- Saadat Shahr Location within Iran
- Coordinates: 30°04′38″N 53°07′58″E﻿ / ﻿30.07722°N 53.13278°E
- Country: Iran
- Province: Fars
- County: Pasargad
- District: Central

Population (2016 Census)
- • Total: 17,131
- Time zone: UTC+3:30 (IRST)

= Saadat Shahr =

City in Fars province, Iran

Saadat Shahr (سعادت‌شهر) (Note: Also romanized as Sa‘ādat Shahr and Sa‘ādatshahr) is a city in the Central District of Pasargad County, Fars province, Iran, serving as capital of both the county and the district. Saadat Shahr is located 390 mi south of Tehran, the capital of the country, and is an agricultural city.

==Demographics==
===Population===
At the time of the 2006 National Census, the city's population was 15,947 in 3,814 households. The following census in 2011 counted 16,876 people in 4,514 households.
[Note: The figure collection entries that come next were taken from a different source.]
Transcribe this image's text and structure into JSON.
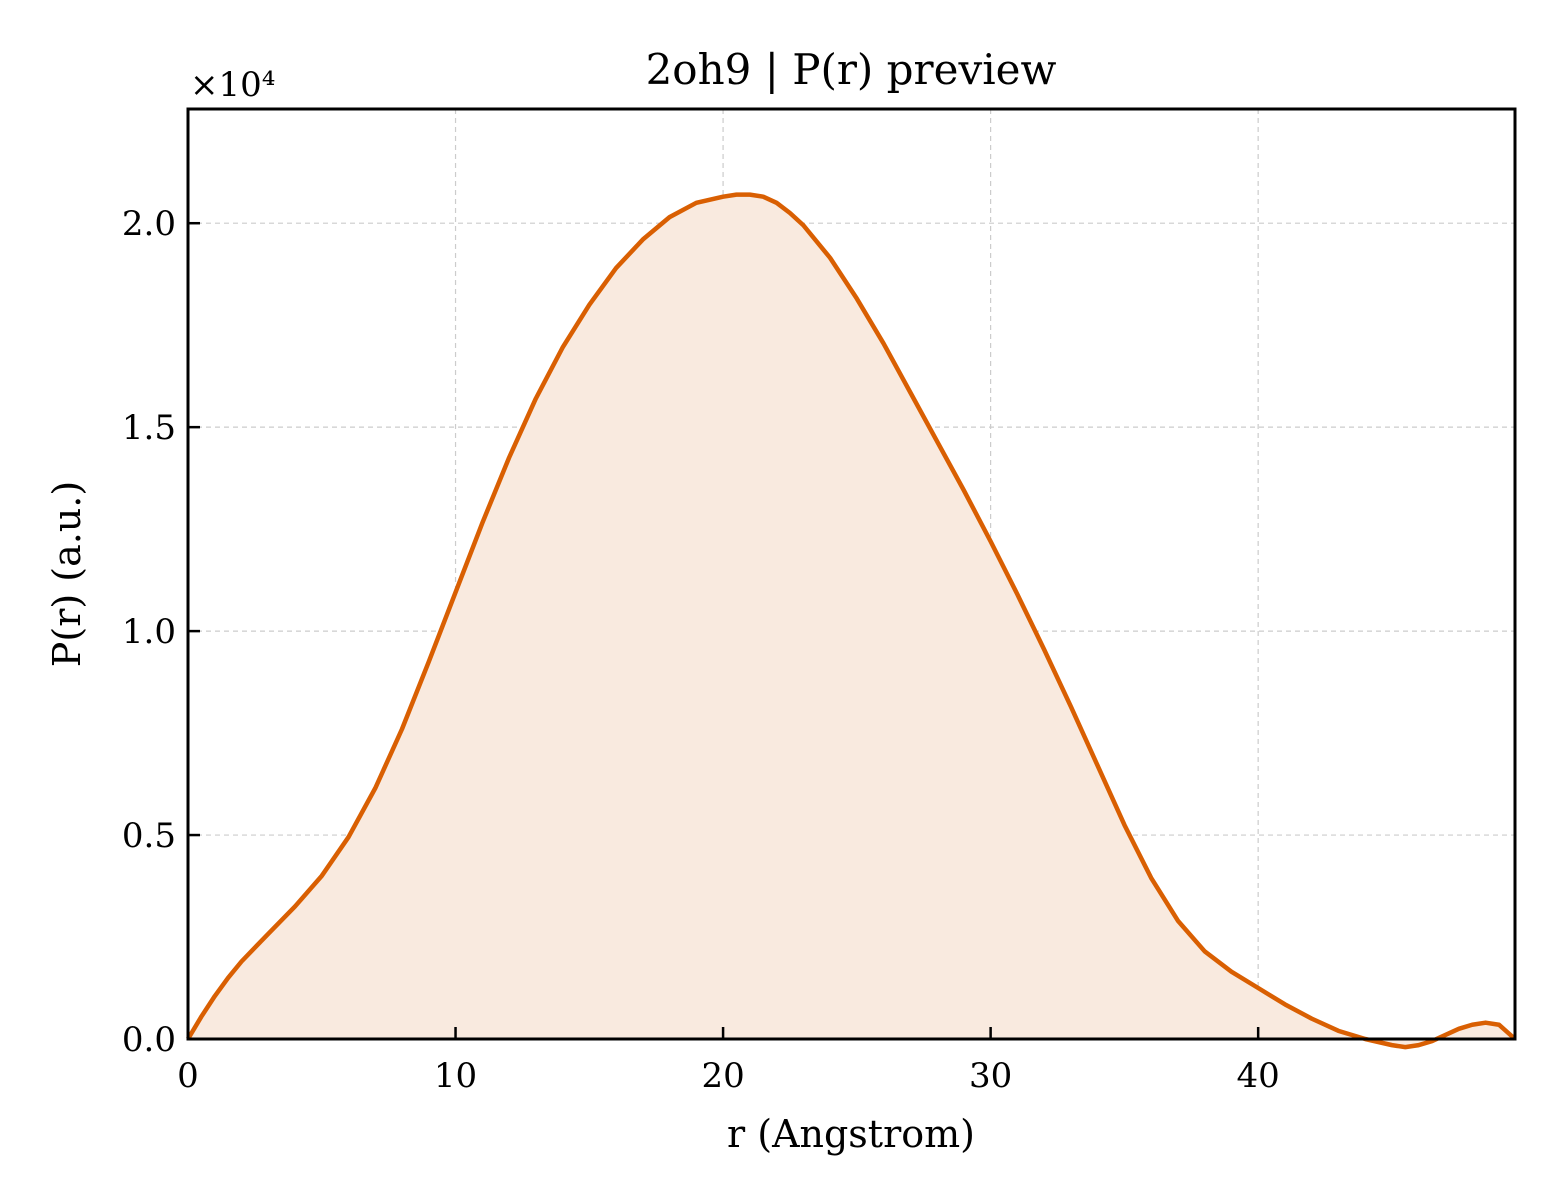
{
  "chart_data": {
    "type": "area",
    "title": "2oh9 | P(r) preview",
    "xlabel": "r (Angstrom)",
    "ylabel": "P(r) (a.u.)",
    "y_multiplier": "×10⁴",
    "xlim": [
      0,
      49.6
    ],
    "ylim": [
      0,
      22800
    ],
    "xticks": [
      0,
      10,
      20,
      30,
      40
    ],
    "xtick_labels": [
      "0",
      "10",
      "20",
      "30",
      "40"
    ],
    "yticks": [
      0,
      5000,
      10000,
      15000,
      20000
    ],
    "ytick_labels": [
      "0.0",
      "0.5",
      "1.0",
      "1.5",
      "2.0"
    ],
    "grid": true,
    "colors": {
      "line": "#d95f02",
      "fill": "#f9eadf"
    },
    "series": [
      {
        "x": [
          0,
          0.5,
          1,
          1.5,
          2,
          3,
          4,
          5,
          6,
          7,
          8,
          9,
          10,
          11,
          12,
          13,
          14,
          15,
          16,
          17,
          18,
          19,
          20,
          20.5,
          21,
          21.5,
          22,
          22.5,
          23,
          24,
          25,
          26,
          27,
          28,
          29,
          30,
          31,
          32,
          33,
          34,
          35,
          36,
          37,
          38,
          39,
          40,
          41,
          42,
          43,
          44,
          45,
          45.5,
          46,
          46.5,
          47,
          47.5,
          48,
          48.5,
          49,
          49.6
        ],
        "y": [
          0,
          550,
          1050,
          1500,
          1900,
          2580,
          3250,
          4000,
          4950,
          6150,
          7600,
          9250,
          10950,
          12650,
          14250,
          15700,
          16950,
          18000,
          18900,
          19600,
          20150,
          20500,
          20650,
          20700,
          20700,
          20650,
          20500,
          20250,
          19950,
          19150,
          18150,
          17050,
          15850,
          14650,
          13450,
          12200,
          10900,
          9550,
          8150,
          6700,
          5250,
          3950,
          2900,
          2150,
          1650,
          1250,
          850,
          500,
          200,
          0,
          -150,
          -200,
          -150,
          -50,
          100,
          250,
          350,
          400,
          350,
          0
        ]
      }
    ]
  }
}
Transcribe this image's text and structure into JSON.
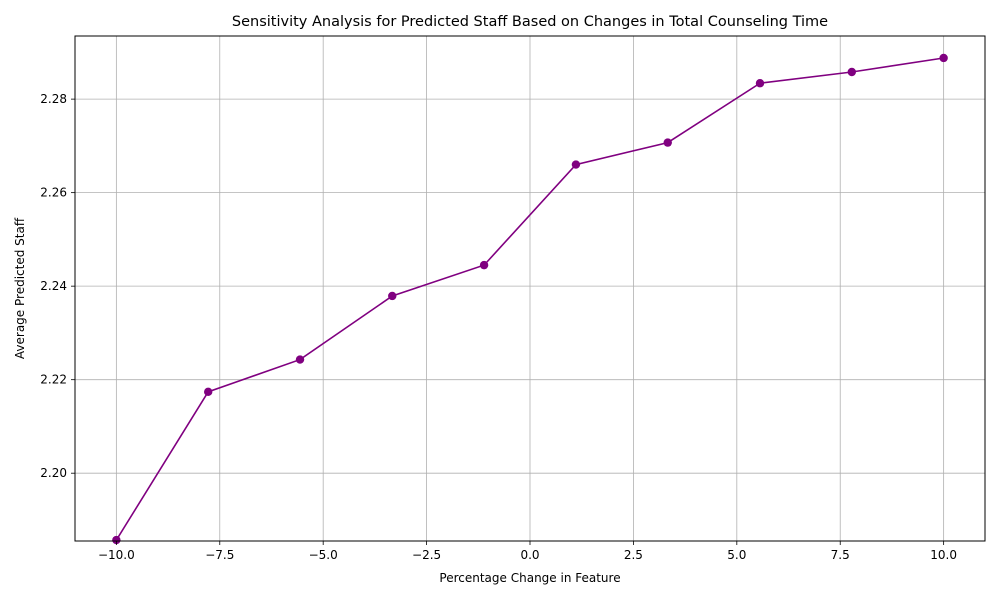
{
  "chart_data": {
    "type": "line",
    "title": "Sensitivity Analysis for Predicted Staff Based on Changes in Total Counseling Time",
    "xlabel": "Percentage Change in Feature",
    "ylabel": "Average Predicted Staff",
    "xlim": [
      -11.0,
      11.0
    ],
    "ylim": [
      2.1855,
      2.2935
    ],
    "x_ticks": [
      -10.0,
      -7.5,
      -5.0,
      -2.5,
      0.0,
      2.5,
      5.0,
      7.5,
      10.0
    ],
    "x_tick_labels": [
      "−10.0",
      "−7.5",
      "−5.0",
      "−2.5",
      "0.0",
      "2.5",
      "5.0",
      "7.5",
      "10.0"
    ],
    "y_ticks": [
      2.2,
      2.22,
      2.24,
      2.26,
      2.28
    ],
    "y_tick_labels": [
      "2.20",
      "2.22",
      "2.24",
      "2.26",
      "2.28"
    ],
    "grid": true,
    "marker": "circle",
    "series": [
      {
        "color": "#800080",
        "x": [
          -10.0,
          -7.78,
          -5.56,
          -3.33,
          -1.11,
          1.11,
          3.33,
          5.56,
          7.78,
          10.0
        ],
        "y": [
          2.1857,
          2.2174,
          2.2243,
          2.2379,
          2.2445,
          2.266,
          2.2707,
          2.2834,
          2.2858,
          2.2888
        ]
      }
    ]
  }
}
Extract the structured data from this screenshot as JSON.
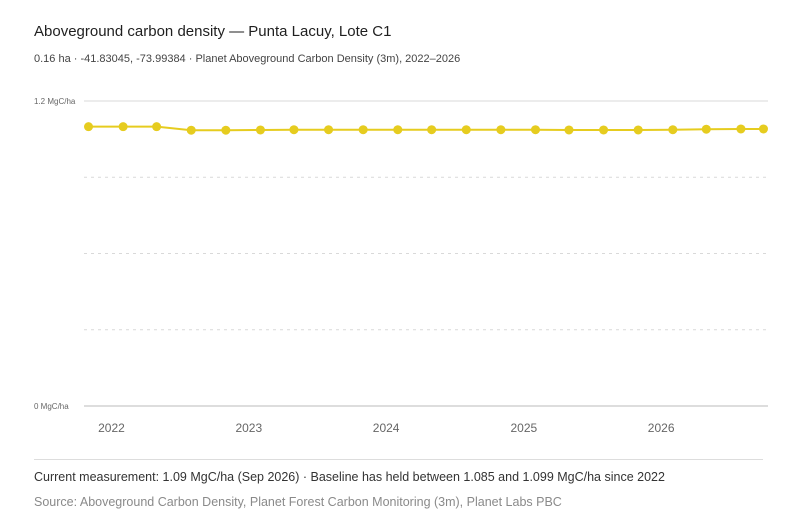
{
  "header": {
    "title": "Aboveground carbon density — Punta Lacuy, Lote C1",
    "subtitle": "0.16 ha · -41.83045, -73.99384 · Planet Aboveground Carbon Density (3m), 2022–2026"
  },
  "footer": {
    "summary": "Current measurement: 1.09 MgC/ha (Sep 2026) · Baseline has held between 1.085 and 1.099 MgC/ha since 2022",
    "source": "Source: Aboveground Carbon Density, Planet Forest Carbon Monitoring (3m), Planet Labs PBC"
  },
  "colors": {
    "series": "#e6cc1f",
    "grid": "#d9d9d9",
    "axis": "#bbbbbb",
    "tick_text": "#666666"
  },
  "chart_data": {
    "type": "line",
    "x_tick_labels": [
      "2022",
      "2023",
      "2024",
      "2025",
      "2026"
    ],
    "y_tick_labels": [
      "0 MgC/ha",
      "1.2 MgC/ha"
    ],
    "ylim": [
      0,
      1.2
    ],
    "xlim": [
      "2021-10-20",
      "2026-10-12"
    ],
    "grid": true,
    "legend": "none",
    "series": [
      {
        "name": "",
        "x": [
          "2021-11-01",
          "2022-02-01",
          "2022-05-01",
          "2022-08-01",
          "2022-11-01",
          "2023-02-01",
          "2023-05-01",
          "2023-08-01",
          "2023-11-01",
          "2024-02-01",
          "2024-05-01",
          "2024-08-01",
          "2024-11-01",
          "2025-02-01",
          "2025-05-01",
          "2025-08-01",
          "2025-11-01",
          "2026-02-01",
          "2026-05-01",
          "2026-08-01",
          "2026-09-30"
        ],
        "y": [
          1.099,
          1.099,
          1.099,
          1.085,
          1.085,
          1.086,
          1.087,
          1.087,
          1.087,
          1.087,
          1.087,
          1.087,
          1.087,
          1.087,
          1.086,
          1.086,
          1.086,
          1.087,
          1.089,
          1.09,
          1.09
        ]
      }
    ]
  }
}
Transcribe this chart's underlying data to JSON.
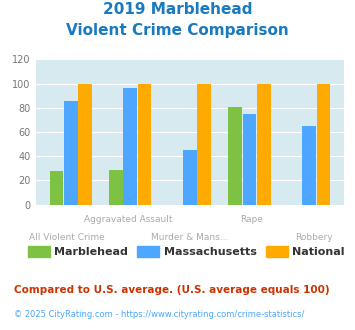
{
  "title_line1": "2019 Marblehead",
  "title_line2": "Violent Crime Comparison",
  "top_labels": [
    "",
    "Aggravated Assault",
    "",
    "Rape",
    ""
  ],
  "bot_labels": [
    "All Violent Crime",
    "",
    "Murder & Mans...",
    "",
    "Robbery"
  ],
  "marblehead": [
    28,
    29,
    0,
    81,
    0
  ],
  "massachusetts": [
    86,
    96,
    45,
    75,
    65
  ],
  "national": [
    100,
    100,
    100,
    100,
    100
  ],
  "color_marblehead": "#7dc242",
  "color_massachusetts": "#4da6ff",
  "color_national": "#ffaa00",
  "ylim": [
    0,
    120
  ],
  "yticks": [
    0,
    20,
    40,
    60,
    80,
    100,
    120
  ],
  "bg_color": "#d6eaf0",
  "title_color": "#1a7abf",
  "axis_label_color": "#aaaaaa",
  "footnote1": "Compared to U.S. average. (U.S. average equals 100)",
  "footnote2": "© 2025 CityRating.com - https://www.cityrating.com/crime-statistics/",
  "footnote1_color": "#cc3300",
  "footnote2_color": "#4da6ff"
}
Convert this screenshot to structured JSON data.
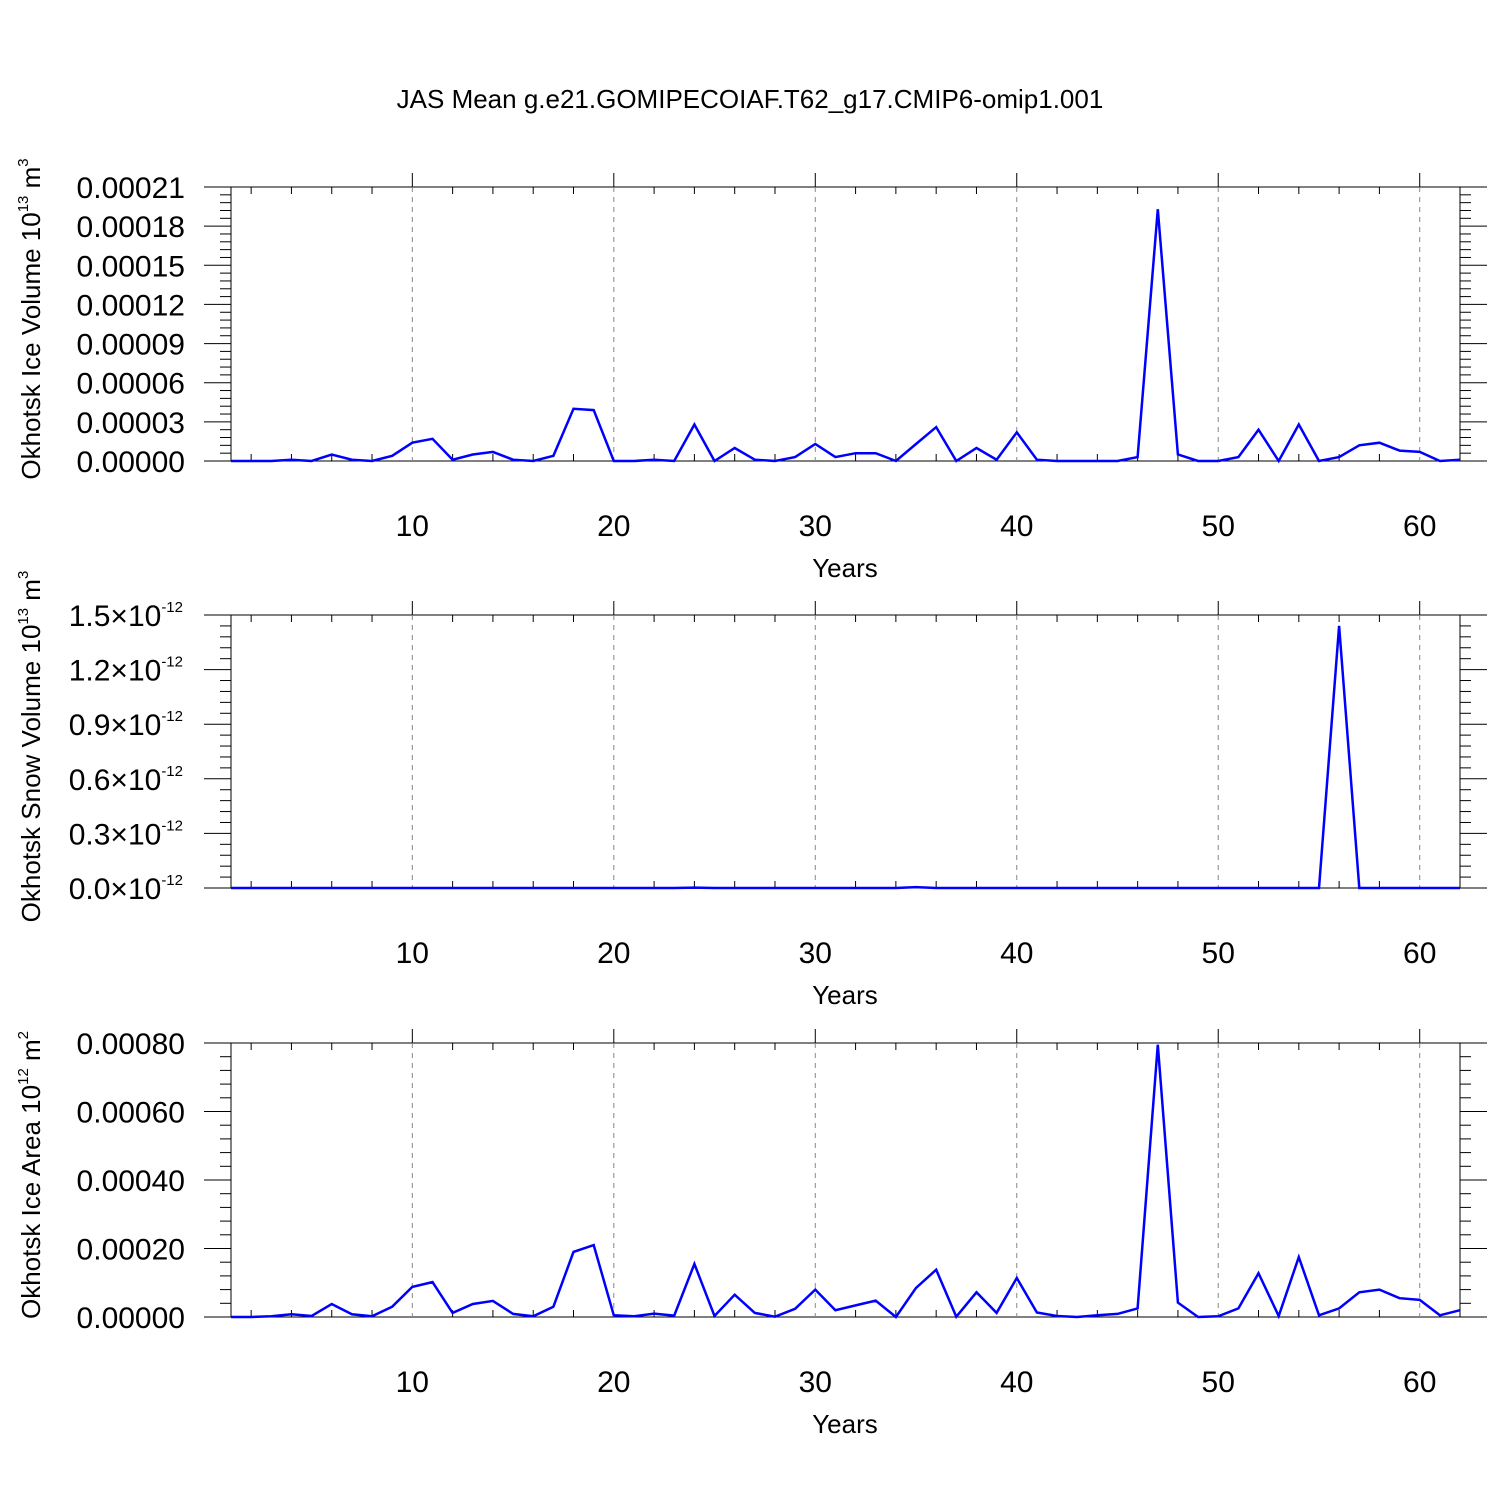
{
  "title": "JAS Mean g.e21.GOMIPECOIAF.T62_g17.CMIP6-omip1.001",
  "colors": {
    "line": "#0000ff",
    "axis": "#000000",
    "grid": "#888888"
  },
  "chart_data": [
    {
      "type": "line",
      "xlabel": "Years",
      "ylabel": {
        "text": "Okhotsk Ice Volume 10",
        "exp": "13",
        "unit": " m",
        "unit_exp": "3"
      },
      "xlim": [
        1,
        62
      ],
      "ylim": [
        0,
        0.00021
      ],
      "x_ticks": [
        "10",
        "20",
        "30",
        "40",
        "50",
        "60"
      ],
      "y_ticks": [
        "0.00000",
        "0.00003",
        "0.00006",
        "0.00009",
        "0.00012",
        "0.00015",
        "0.00018",
        "0.00021"
      ],
      "grid": "vertical dashed at major x ticks",
      "series": [
        {
          "values": [
            0.0,
            0.0,
            0.0,
            1e-06,
            0.0,
            5e-06,
            1e-06,
            0.0,
            4e-06,
            1.4e-05,
            1.7e-05,
            1e-06,
            5e-06,
            7e-06,
            1e-06,
            0.0,
            4e-06,
            4e-05,
            3.9e-05,
            0.0,
            0.0,
            1e-06,
            0.0,
            2.8e-05,
            0.0,
            1e-05,
            1e-06,
            0.0,
            3e-06,
            1.3e-05,
            3e-06,
            6e-06,
            6e-06,
            0.0,
            1.3e-05,
            2.6e-05,
            0.0,
            1e-05,
            1e-06,
            2.2e-05,
            1e-06,
            0.0,
            0.0,
            0.0,
            0.0,
            3e-06,
            0.000193,
            5e-06,
            0.0,
            0.0,
            3e-06,
            2.4e-05,
            0.0,
            2.8e-05,
            0.0,
            3e-06,
            1.2e-05,
            1.4e-05,
            8e-06,
            7e-06,
            0.0,
            1e-06
          ]
        }
      ]
    },
    {
      "type": "line",
      "xlabel": "Years",
      "ylabel": {
        "text": "Okhotsk Snow Volume 10",
        "exp": "13",
        "unit": " m",
        "unit_exp": "3"
      },
      "xlim": [
        1,
        62
      ],
      "ylim": [
        0,
        1.5
      ],
      "y_scale_note": "values in units of 10^-12",
      "x_ticks": [
        "10",
        "20",
        "30",
        "40",
        "50",
        "60"
      ],
      "y_ticks": [
        "0.0",
        "0.3",
        "0.6",
        "0.9",
        "1.2",
        "1.5"
      ],
      "y_tick_suffix": {
        "times": "×10",
        "exp": "-12"
      },
      "grid": "vertical dashed at major x ticks",
      "series": [
        {
          "values": [
            0,
            0,
            0,
            0,
            0,
            0,
            0,
            0,
            0,
            0,
            0,
            0,
            0,
            0,
            0,
            0,
            0,
            0,
            0,
            0,
            0,
            0,
            0,
            0.002,
            0,
            0,
            0,
            0,
            0,
            0,
            0,
            0,
            0,
            0,
            0.005,
            0,
            0,
            0,
            0,
            0,
            0,
            0,
            0,
            0,
            0,
            0,
            0,
            0,
            0,
            0,
            0,
            0,
            0,
            0,
            0,
            1.44,
            0,
            0,
            0,
            0,
            0,
            0
          ]
        }
      ]
    },
    {
      "type": "line",
      "xlabel": "Years",
      "ylabel": {
        "text": "Okhotsk Ice Area 10",
        "exp": "12",
        "unit": " m",
        "unit_exp": "2"
      },
      "xlim": [
        1,
        62
      ],
      "ylim": [
        0,
        0.0008
      ],
      "x_ticks": [
        "10",
        "20",
        "30",
        "40",
        "50",
        "60"
      ],
      "y_ticks": [
        "0.00000",
        "0.00020",
        "0.00040",
        "0.00060",
        "0.00080"
      ],
      "grid": "vertical dashed at major x ticks",
      "series": [
        {
          "values": [
            0.0,
            0.0,
            2e-06,
            8e-06,
            3e-06,
            3.8e-05,
            8e-06,
            2e-06,
            3e-05,
            8.8e-05,
            0.000102,
            1.2e-05,
            3.8e-05,
            4.7e-05,
            9e-06,
            2e-06,
            3e-05,
            0.00019,
            0.00021,
            5e-06,
            2e-06,
            1e-05,
            4e-06,
            0.000155,
            3e-06,
            6.5e-05,
            1.2e-05,
            1e-06,
            2.4e-05,
            8e-05,
            2e-05,
            3.4e-05,
            4.8e-05,
            0.0,
            8.5e-05,
            0.000138,
            1e-06,
            7.2e-05,
            1.2e-05,
            0.000114,
            1.3e-05,
            3e-06,
            0.0,
            5e-06,
            9e-06,
            2.5e-05,
            0.000795,
            4.2e-05,
            0.0,
            2e-06,
            2.5e-05,
            0.000128,
            3e-06,
            0.000175,
            5e-06,
            2.5e-05,
            7.2e-05,
            8e-05,
            5.5e-05,
            5e-05,
            5e-06,
            2e-05
          ]
        }
      ]
    }
  ]
}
The 2016 census measured the population of the city as 17,131 people in 5,021 households.

==Overview==
The city has gained global attention due to its fascination with astronomy and stargazing. Women in the town sold their jewelry to pay for the town's observatory and telescope, and many of the residents have given part of their salaries for the project. The town's mosque regularly provides astronomy forecasts. On special occasions, the town shuts off its electricity so people could enjoy astronomical events.

In March 2007, excavations in the vicinity of Saadat Shahr revealed a soil dam dating back to the Achaemenid dynastic era.